Jo Ramirez described him as “full of charm-one of those people who just gets on with everybody. He was always in a good humour, always laughing. OK, he’d get upset if he didn’t finish a race because his car broke, but later he’d be at the party. He absolutely lived life to the full…Ricardo was friends with all of them, not least Jim Clark, of whom he was very fond. He had good relationships with his team-mates, but he wasn’t frightened by them at all-he was quite sure he was quicker than they were.” 

However, his bravery and seeming fearlessness worried many of his fellow drivers, with Graham Hill stating “I liked Ricardo a lot and thought he had tremendous talent-but I also thought, ‘If he lives, I’ll be surprised.” 

Even Enzo Ferrari expressed concern for him, writing in his memoirs “I think if he learns to control his enthusiasm, to refine his style, he could have tremendous success. I said to him, ‘Ricardo, I’ll be frank with you. You’ll only be the great racer you want to be if you learn control. If not, I’m not sure how much longer your talent for improvisation will save you’. Ricardo flashed that smile of a kid who has grown up too fast, and said yes, he had got the message. But I was worried. I knew he was being eaten alive by blind ambition, that he was dangerously eager. And I also knew his family was kindling his ambition, rather than trying to cool it-in fact, I wrote to his father about it. He’s a wild guy who races with a frightening lack of restraint and an excess of physical energy without compare. 

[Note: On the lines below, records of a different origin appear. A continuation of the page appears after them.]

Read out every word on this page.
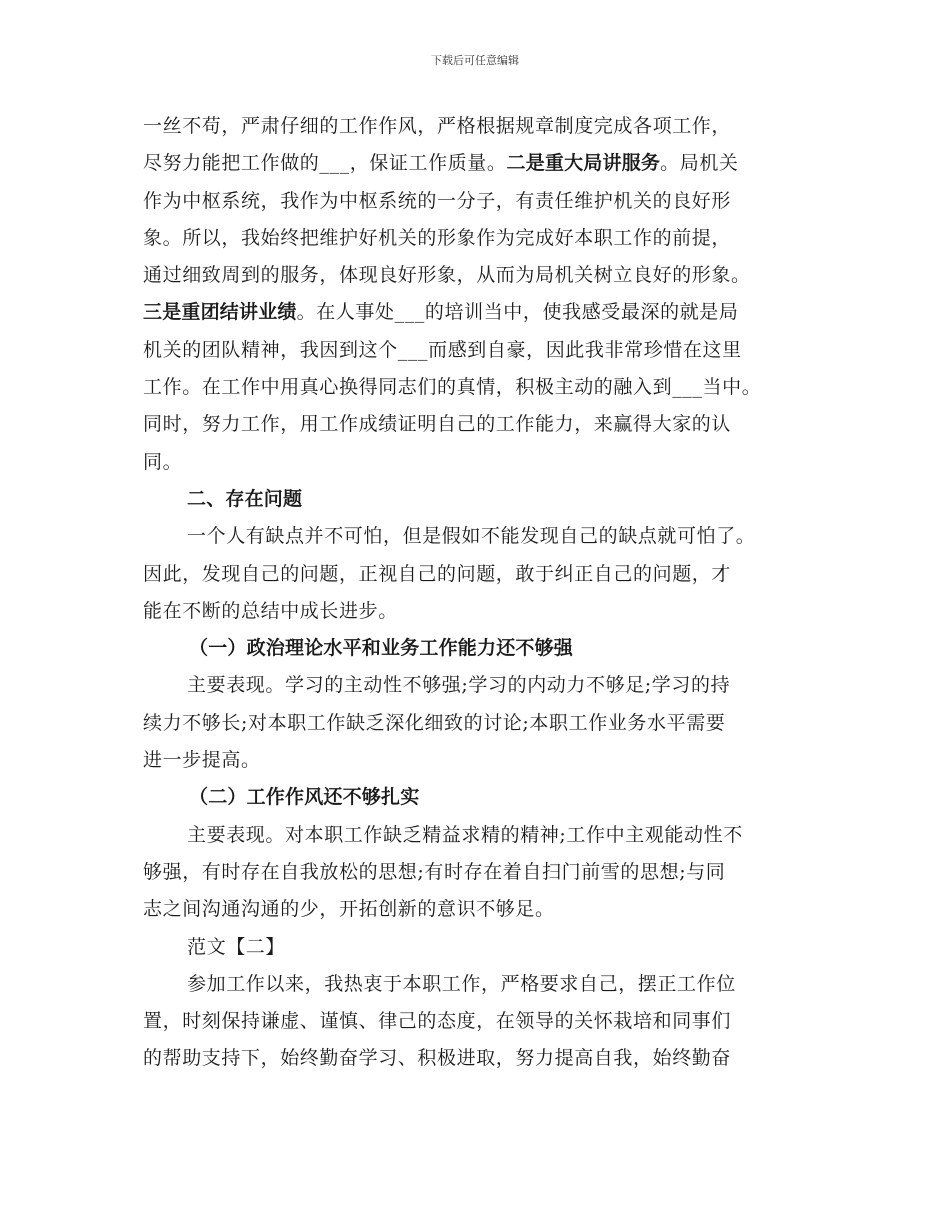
下载后可任意编辑
一丝不苟，严肃仔细的工作作风，严格根据规章制度完成各项工作，
尽努力能把工作做的___，保证工作质量。二是重大局讲服务。局机关
作为中枢系统，我作为中枢系统的一分子，有责任维护机关的良好形
象。所以，我始终把维护好机关的形象作为完成好本职工作的前提，
通过细致周到的服务，体现良好形象，从而为局机关树立良好的形象。
三是重团结讲业绩。在人事处___的培训当中，使我感受最深的就是局
机关的团队精神，我因到这个___而感到自豪，因此我非常珍惜在这里
工作。在工作中用真心换得同志们的真情，积极主动的融入到___当中。
同时，努力工作，用工作成绩证明自己的工作能力，来赢得大家的认
同。
二、存在问题
一个人有缺点并不可怕，但是假如不能发现自己的缺点就可怕了。
因此，发现自己的问题，正视自己的问题，敢于纠正自己的问题，才
能在不断的总结中成长进步。
（一）政治理论水平和业务工作能力还不够强
主要表现。学习的主动性不够强;学习的内动力不够足;学习的持
续力不够长;对本职工作缺乏深化细致的讨论;本职工作业务水平需要
进一步提高。
（二）工作作风还不够扎实
主要表现。对本职工作缺乏精益求精的精神;工作中主观能动性不
够强，有时存在自我放松的思想;有时存在着自扫门前雪的思想;与同
志之间沟通沟通的少，开拓创新的意识不够足。
范文【二】
参加工作以来，我热衷于本职工作，严格要求自己，摆正工作位
置，时刻保持谦虚、谨慎、律己的态度，在领导的关怀栽培和同事们
的帮助支持下，始终勤奋学习、积极进取，努力提高自我，始终勤奋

“I think that if this youngster learns to contain his impetuosity and refines his driving style, he can be very successful…I understood that his desire to win devoured him. It was a noble ambition but it laid dangerously in wait for him. And I knew that, in his family he would not find water to put out his fire, but petrol. I had to read in the papers that, because of excess speed, in an attempt to beat a record taken from him moments earlier by another competitor, during practice for the Mexican Grand Prix, he went off the road in a Lotus. This time, fate was not kind to him. He was twenty and was such a good kid, always cheerful, with that innocent face of a naughty child.”

After Ricardo’s death, Pedro announced his retirement though some months later changed his mind and went back to racing. Following the crash, Pedro wore Ricardo’s favourite ring, “In order to feel always his presence…As long as I wear that ring, I will never suffer anything.” Sadly, he lost his life in a crash at the Norisring in 1971 but a few days before he had lost the ring in an airport washroom. He had taken it off to wash his hands, but when he came back to find it had gone.

The circuit in Mexico City would later be renamed the Autodromo Hermanos Rodríguez to honour Ricardo and Pedro. In 2012, Jo Ramirez attended a simple ceremony in memory of him; “We all congregated at Peraltada, the corner where he lost his life, and at eight minutes past five - exactly the time of the accident - we had a minute’s silence, and then we walked the last 200 metres, to complete symbolically his final lap. Even now, fifty years on, it still seems so sad. Ricardo didn’t even live to see his 21st birthday, but he did more in his life than people three or four times his age. Those of us who knew him, who were close to him, believed he would be one of the greatest-he was so gifted-but we all wondered if he would live long enough…” 

He stated: ”I may be biased, but I think Ricardo would have become another Prost or Senna. He was very, very special. To get a guy who comes to F1 and makes the sort of impression he did at Monza in '61 that only happens maybe once every 10 years."